Address
- 2551 Murray Avenue Huntingdon Valley, (Montgomery County), Pennsylvania, 19006 United States

District information
- Type: Public
- Grades: K-12
- Superintendent: Dr. Dennis Best
- Governing agency: Pennsylvania Department of Education
- Accreditation: Middle States Association of Colleges and Schools

Students and staff
- Enrollment: 2182
- Student–teacher ratio: 12:1
- Athletic conference: PIAA District I AA
- District mascot: Lion
- Colors: Blue & gold

Other information
- Website: lmtsd.org

= Lower Moreland Township School District =

School district in Pennsylvania, U.S.

The Lower Moreland Township School District is a public school district in Montgomery County, Pennsylvania. The school district serves the Township of Lower Moreland, a Philadelphia suburb of about 11,000 people. There are four schools: Pine Road Elementary School (K-3), Murray Avenue School (4-6), Lower Moreland Middle School (7-8), and Lower Moreland High School (9-12).

== Administration ==
- Superintendent: Dr. Dennis Best
- Assistant Superintendent: Dr. Julie Henrich
- Director of Special Education and Student Services: Frank Giordano
- Business Manager: Karen Ovington
- Director of Technology: Dr. Prakash Patel
- Director of Human Resources/Public Relations: Cheryl Galdo, Esq.
- Director of Teaching, Learning and Community Engagement: Scott Cole

== Lower Moreland High School ==
Principal: William Miles; Assistant Principals: Justin Thomas, Megan Zeh; Athletic Director: Robert Dominick.

- School mascot: Lion
- School rival: Various – Springfield Township, Holy Ghost Prep, New Hope-Solebury, Bristol

The Lower Moreland High School serves students in grades 9 through 12.

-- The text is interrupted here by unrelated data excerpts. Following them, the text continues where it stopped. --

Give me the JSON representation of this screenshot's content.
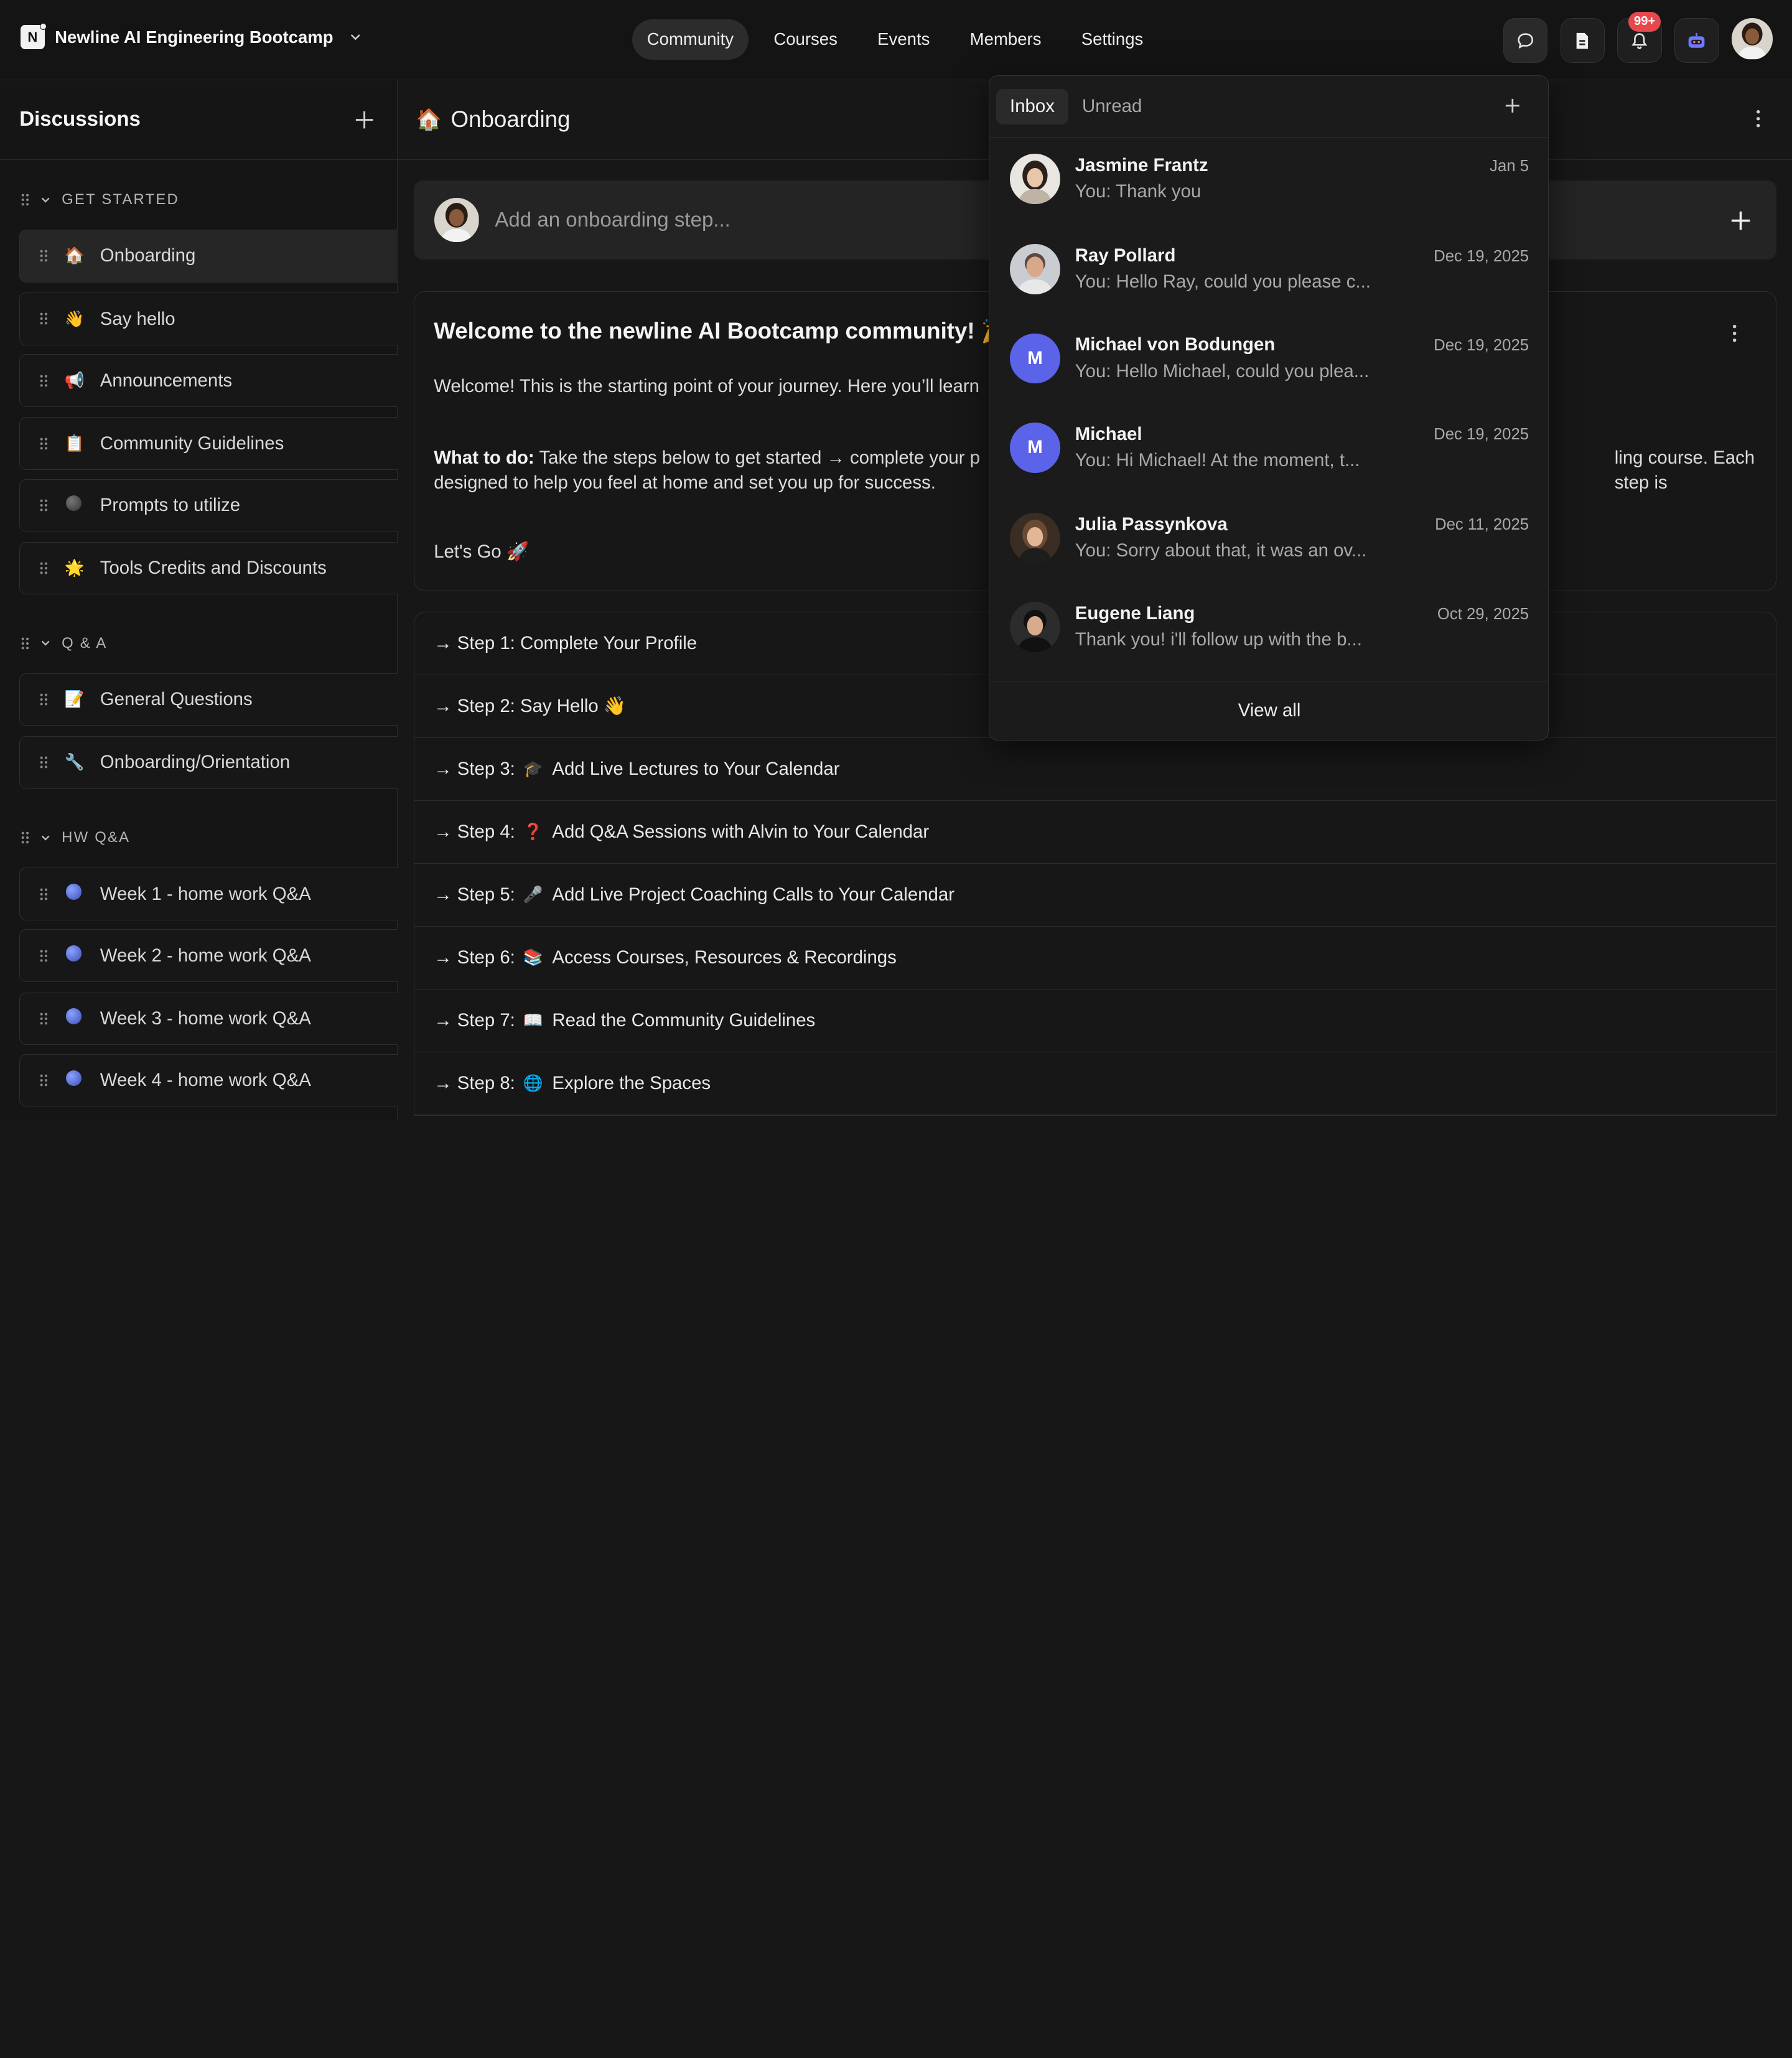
{
  "topbar": {
    "brand": "Newline AI Engineering Bootcamp",
    "brand_logo_text": "N",
    "nav": [
      "Community",
      "Courses",
      "Events",
      "Members",
      "Settings"
    ],
    "active_nav": "Community",
    "notification_badge": "99+"
  },
  "sidebar": {
    "title": "Discussions",
    "groups": [
      {
        "name": "GET STARTED",
        "items": [
          {
            "icon": "🏠",
            "label": "Onboarding",
            "active": true
          },
          {
            "icon": "👋",
            "label": "Say hello"
          },
          {
            "icon": "📢",
            "label": "Announcements"
          },
          {
            "icon": "📋",
            "label": "Community Guidelines"
          },
          {
            "icon": "gray-dot",
            "label": "Prompts to utilize"
          },
          {
            "icon": "🌟",
            "label": "Tools Credits and Discounts"
          }
        ]
      },
      {
        "name": "Q & A",
        "items": [
          {
            "icon": "📝",
            "label": "General Questions"
          },
          {
            "icon": "🔧",
            "label": "Onboarding/Orientation"
          }
        ]
      },
      {
        "name": "HW Q&A",
        "items": [
          {
            "icon": "blue-dot",
            "label": "Week 1 - home work Q&A"
          },
          {
            "icon": "blue-dot",
            "label": "Week 2 - home work Q&A"
          },
          {
            "icon": "blue-dot",
            "label": "Week 3 - home work Q&A"
          },
          {
            "icon": "blue-dot",
            "label": "Week 4 - home work Q&A"
          }
        ]
      }
    ]
  },
  "main": {
    "title_icon": "🏠",
    "title": "Onboarding",
    "add_step_placeholder": "Add an onboarding step...",
    "welcome": {
      "heading": "Welcome to the newline AI Bootcamp community! 🎉",
      "p1": "Welcome! This is the starting point of your journey. Here you’ll learn",
      "p2_bold": "What to do:",
      "p2_text": " Take the steps below to get started → complete your p",
      "p2_tail": "ling course. Each step is",
      "p2_line2": "designed to help you feel at home and set you up for success.",
      "p3": "Let's Go  🚀"
    },
    "steps": [
      {
        "prefix": "→ Step 1:",
        "emoji": "",
        "text": "Complete Your Profile"
      },
      {
        "prefix": "→ Step 2:",
        "emoji": "",
        "text": "Say Hello 👋"
      },
      {
        "prefix": "→ Step 3:",
        "emoji": "🎓",
        "text": "Add Live Lectures to Your Calendar"
      },
      {
        "prefix": "→ Step 4:",
        "emoji": "❓",
        "text": "Add Q&A Sessions with Alvin to Your Calendar"
      },
      {
        "prefix": "→ Step 5:",
        "emoji": "🎤",
        "text": "Add Live Project Coaching Calls to Your Calendar"
      },
      {
        "prefix": "→ Step 6:",
        "emoji": "📚",
        "text": "Access Courses, Resources & Recordings"
      },
      {
        "prefix": "→ Step 7:",
        "emoji": "📖",
        "text": "Read the Community Guidelines"
      },
      {
        "prefix": "→ Step 8:",
        "emoji": "🌐",
        "text": "Explore the Spaces"
      }
    ]
  },
  "inbox": {
    "tabs": [
      "Inbox",
      "Unread"
    ],
    "active_tab": "Inbox",
    "messages": [
      {
        "name": "Jasmine Frantz",
        "preview": "You: Thank you",
        "date": "Jan 5",
        "avatar": "photo"
      },
      {
        "name": "Ray Pollard",
        "preview": "You: Hello Ray, could you please c...",
        "date": "Dec 19, 2025",
        "avatar": "photo"
      },
      {
        "name": "Michael von Bodungen",
        "preview": "You: Hello Michael, could you plea...",
        "date": "Dec 19, 2025",
        "avatar": "M"
      },
      {
        "name": "Michael",
        "preview": "You: Hi Michael! At the moment, t...",
        "date": "Dec 19, 2025",
        "avatar": "M"
      },
      {
        "name": "Julia Passynkova",
        "preview": "You: Sorry about that, it was an ov...",
        "date": "Dec 11, 2025",
        "avatar": "photo"
      },
      {
        "name": "Eugene Liang",
        "preview": "Thank you! i'll follow up with the b...",
        "date": "Oct 29, 2025",
        "avatar": "photo"
      }
    ],
    "footer": "View all"
  },
  "colors": {
    "accent_initial_avatar": "#5b63e8",
    "badge": "#e5484d"
  }
}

Lower Moreland High School THON is a non-profit organization where the students of Lower Moreland High School come together to raise money for the Four Diamonds Fund, a fund that sponsors families who have a child fighting cancer, so they never have to see a bill in the child's' medical treatment. The LMHS THON is a smaller version of the dance marathon at Penn State. Most of the money comes from students raising it or companies that have donated it. Lower Moreland High School THON started in 2008. THON lasts for 12 hours or more, (since it is consistently changing and improving) where the students constantly are standing and are kept occupied by games and competitions so that the time goes by quickly.

===Music program===
The Lower Moreland Music High School music program has various bands, orchestras, and choirs:
- Symphonic Band: consists of all band students in grade 10 through 12.
- Wind Ensemble: a tryout ensemble for LMHS
- Jazz Lab: an ensemble for jazz enthusiasts who are in the process of learning jazz techniques and styles before moving onto the Jazz Ensemble
- Jazz Ensemble: a tryout ensemble at LMHS for jazz enthusiasts

== Lower Moreland Middle School ==
Principal: Jennifer Dilks. Assistant Principal: Matt Heiland. LMMS serves students in grades 7 through 8.

== Murray Avenue School ==
Principal: Erin Stroup. Assistant Principal: Shaquina Spraggins. Murray Avenue School serves students in grades 4 through 6.

== Pine Road Elementary School ==
Principal: Kaitlyn McMullan. Assistant Principal: Nancy Bradley.

Pine Road Elementary School serves students in grades Kindergarten through 3.

== Notable alumni ==
- Valerie Plame, CIA operative
- Jill Kelley, Lebanese-American socialite
- Katie Walder is an American actress
- Rod J. Rosenstein, United States Deputy Attorney General
- Harry Elfont, writer and director.